Abstract:Though deep neural network models exhibit outstanding performance for various applications, their large model size and extensive floating-point operations render deployment on mobile computing platforms a major challenge, and, in particular, on Internet of Things devices. One appealing solution is model quantization that reduces the model size and uses integer operations commonly supported by microcontrollers . To this end, a 1-bit quantized DNN model or deep binary neural network maximizes the memory efficiency, where each parameter in a BNN model has only 1-bit. In this paper, we propose a reconfigurable BNN (RBNN) to further amplify the memory efficiency for resource-constrained IoT devices. Generally, the RBNN can be reconfigured on demand to achieve any one of M (M>1) distinct tasks with the same parameter set, thus only a single task determines the memory requirements.
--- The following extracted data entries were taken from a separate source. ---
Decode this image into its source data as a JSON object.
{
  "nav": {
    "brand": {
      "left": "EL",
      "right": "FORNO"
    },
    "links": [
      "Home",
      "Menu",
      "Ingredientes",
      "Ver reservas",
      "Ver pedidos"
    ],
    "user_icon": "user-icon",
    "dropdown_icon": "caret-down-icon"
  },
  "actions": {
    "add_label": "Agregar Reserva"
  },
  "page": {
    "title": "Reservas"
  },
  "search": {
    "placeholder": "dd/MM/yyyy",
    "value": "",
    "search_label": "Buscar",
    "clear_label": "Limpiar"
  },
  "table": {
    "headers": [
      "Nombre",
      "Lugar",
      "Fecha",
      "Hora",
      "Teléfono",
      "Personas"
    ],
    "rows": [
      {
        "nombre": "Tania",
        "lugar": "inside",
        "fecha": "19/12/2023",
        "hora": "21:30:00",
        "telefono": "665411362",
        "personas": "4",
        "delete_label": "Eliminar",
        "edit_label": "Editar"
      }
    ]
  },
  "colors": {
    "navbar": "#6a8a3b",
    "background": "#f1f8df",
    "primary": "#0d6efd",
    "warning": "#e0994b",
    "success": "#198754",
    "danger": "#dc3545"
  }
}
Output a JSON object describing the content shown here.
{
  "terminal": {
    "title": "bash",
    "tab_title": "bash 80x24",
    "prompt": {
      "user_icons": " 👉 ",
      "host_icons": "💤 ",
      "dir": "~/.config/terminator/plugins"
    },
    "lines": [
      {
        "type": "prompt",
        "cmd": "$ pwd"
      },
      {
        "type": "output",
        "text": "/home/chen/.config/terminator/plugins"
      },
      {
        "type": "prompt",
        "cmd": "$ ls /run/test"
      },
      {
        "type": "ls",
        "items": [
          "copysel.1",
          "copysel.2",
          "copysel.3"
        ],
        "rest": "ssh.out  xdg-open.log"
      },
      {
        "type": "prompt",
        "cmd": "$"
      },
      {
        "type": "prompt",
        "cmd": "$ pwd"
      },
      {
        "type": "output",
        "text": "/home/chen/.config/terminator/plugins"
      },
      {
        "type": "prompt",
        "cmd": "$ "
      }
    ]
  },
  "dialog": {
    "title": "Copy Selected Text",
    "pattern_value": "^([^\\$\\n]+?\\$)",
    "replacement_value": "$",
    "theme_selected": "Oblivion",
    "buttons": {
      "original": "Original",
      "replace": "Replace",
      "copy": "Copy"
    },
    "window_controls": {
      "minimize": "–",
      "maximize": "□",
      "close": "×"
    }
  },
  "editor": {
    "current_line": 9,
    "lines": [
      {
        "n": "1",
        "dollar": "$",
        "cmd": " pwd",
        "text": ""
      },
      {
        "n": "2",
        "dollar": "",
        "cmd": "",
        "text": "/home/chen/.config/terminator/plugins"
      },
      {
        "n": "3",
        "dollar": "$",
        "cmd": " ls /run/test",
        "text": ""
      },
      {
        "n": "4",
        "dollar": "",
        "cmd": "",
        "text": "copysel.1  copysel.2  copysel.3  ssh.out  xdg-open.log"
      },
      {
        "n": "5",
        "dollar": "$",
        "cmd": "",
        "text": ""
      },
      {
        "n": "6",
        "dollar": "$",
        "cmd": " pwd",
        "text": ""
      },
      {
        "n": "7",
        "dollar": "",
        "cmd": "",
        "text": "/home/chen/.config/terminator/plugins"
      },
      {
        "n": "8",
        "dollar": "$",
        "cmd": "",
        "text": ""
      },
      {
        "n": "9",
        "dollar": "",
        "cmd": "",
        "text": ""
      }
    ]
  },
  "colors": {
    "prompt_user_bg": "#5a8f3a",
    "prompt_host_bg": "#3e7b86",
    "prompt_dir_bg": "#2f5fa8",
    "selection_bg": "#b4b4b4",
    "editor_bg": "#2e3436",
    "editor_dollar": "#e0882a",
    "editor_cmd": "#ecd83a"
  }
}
In other words, the memory utilization is improved by times M. Our extensive experiments corroborate that up to seven commonly used tasks can co-exist (the value of M can be larger). These tasks with a varying number of classes have no or negligible accuracy drop-off on three binarized popular DNN architectures including VGG, ResNet, and ReActNet. The tasks span across different domains, e.g., computer vision and audio domains validated herein, with the prerequisite that the model architecture can serve those cross-domain tasks. To protect the intellectual property of an RBNN model, the reconfiguration can be controlled by both a user key and a device-unique root key generated by the intrinsic hardware fingerprint. By doing so, an RBNN model can only be used per paid user per authorized device, thus benefiting both the user and the model provider.